The Ryu deal beat the afternoon deadline to end the 30-day exclusive negotiating window that the Dodgers had won by posting a fee of $25.7 million, which will now go to Ryu's Korean team, the Hanwha Eagles.
That was reportedly the third-largest posting fee for such negotiating rights, following Japanese pitcher Yu Darvish's, worth $51.7 million, and his compatriot Daisuke Matsuzaka's, worth $51.1 million.
The Boston Red Sox eventually gave Matsuzaka a six-year, $52 million contract. The Texas Rangers inked Darvish to a six-year, $60 million contract.
Ryu has spent his entire seven-year professional career in Korea, compiling a 98-52 record with a 2.80 earned run average.
He also helped South Korea to a gold medal at the 2008 Beijing Olympics by going 2-0 with a 1.04 ERA in two starts.
Ryu was the first player to win the Most Valuable Player and Rookie of the Year honors in the same season in Korea, when he went 18-6.
He averaged 15 wins a season until this year, when the Eagles finished last and he had only nine wins, along with a 2.66 ERA.

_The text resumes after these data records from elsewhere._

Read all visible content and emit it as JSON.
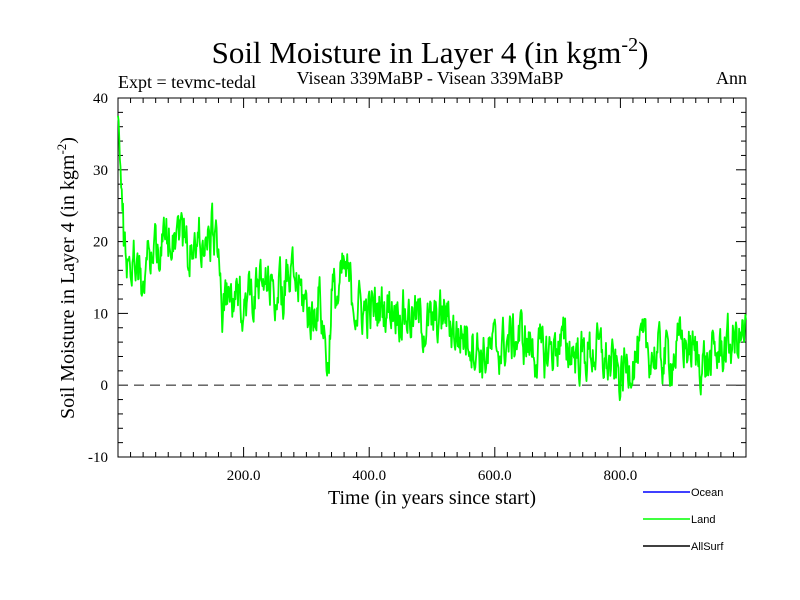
{
  "chart_data": {
    "type": "line",
    "title": "Soil Moisture in Layer 4 (in kgm",
    "title_sup": "-2",
    "title_close": ")",
    "subtitle_left": "Expt = tevmc-tedal",
    "subtitle_center": "Visean 339MaBP - Visean 339MaBP",
    "subtitle_right": "Ann",
    "xlabel": "Time (in years since start)",
    "ylabel": "Soil Moisture in Layer 4 (in kgm",
    "ylabel_sup": "-2",
    "ylabel_close": ")",
    "xlim": [
      0,
      1000
    ],
    "ylim": [
      -10,
      40
    ],
    "x_ticks": [
      200,
      400,
      600,
      800
    ],
    "x_tick_labels": [
      "200.0",
      "400.0",
      "600.0",
      "800.0"
    ],
    "y_ticks": [
      -10,
      0,
      10,
      20,
      30,
      40
    ],
    "y_tick_labels": [
      "-10",
      "0",
      "10",
      "20",
      "30",
      "40"
    ],
    "reference_line": 0,
    "legend": [
      {
        "name": "Ocean",
        "color": "#0000ff"
      },
      {
        "name": "Land",
        "color": "#00ff00"
      },
      {
        "name": "AllSurf",
        "color": "#000000"
      }
    ],
    "series": [
      {
        "name": "Land",
        "color": "#00ff00",
        "x": [
          0,
          5,
          10,
          20,
          30,
          40,
          50,
          60,
          70,
          80,
          90,
          100,
          110,
          120,
          130,
          140,
          150,
          160,
          165,
          170,
          180,
          190,
          200,
          220,
          240,
          260,
          280,
          300,
          310,
          320,
          330,
          335,
          340,
          350,
          360,
          380,
          400,
          420,
          440,
          460,
          480,
          500,
          520,
          540,
          560,
          580,
          600,
          620,
          640,
          660,
          680,
          700,
          720,
          740,
          760,
          780,
          800,
          820,
          840,
          860,
          880,
          900,
          920,
          940,
          960,
          980,
          1000
        ],
        "y": [
          39,
          28,
          19,
          17,
          18,
          14,
          18,
          20,
          19,
          21,
          22,
          22,
          19,
          18,
          21,
          19,
          21,
          21,
          8,
          11,
          12,
          11,
          12,
          13,
          14,
          13,
          15,
          11,
          9,
          13,
          6,
          2,
          13,
          12,
          16,
          11,
          10,
          11,
          11,
          10,
          9,
          8,
          10,
          7,
          7,
          4,
          5,
          6,
          7,
          5,
          4,
          6,
          5,
          4,
          5,
          3,
          1,
          4,
          5,
          4,
          4,
          6,
          4,
          3,
          5,
          6,
          7
        ]
      }
    ]
  }
}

Word that the Dodgers had reached agreement with Ryu came amid reports that they were close to reaching terms with prized free agent pitcher Zack Greinke.
USA Today reported that Greinke and the Dodgers had agreed on a six-year, $147 million deal, subject to Greinke passing a physical exam.
If that deal goes through, Ryu would potentially be joining a starting pitching rotation that includes two Cy Young Award-winners in Clayton Kershaw and Greinke, along with top hurlers Chad Billingsley and Josh Becket.
When he makes his Dodgers debut, Ryu will become the 14th South Korean to play in Major League Baseball and the fourth to play for the Dodgers after Choi Hee-Seop, Seo Jae and Park Chan Ho.
Park became the first Korean to play in the Majors when he made his debut in 1994.
"Congratulations to the Dodgers and Ryu on this great signing," Park said in a statement released by the club. "I'm excited to see him carry on the tradition of great international pitchers in Dodger blue and have Ryu represent Korean baseball in the United States."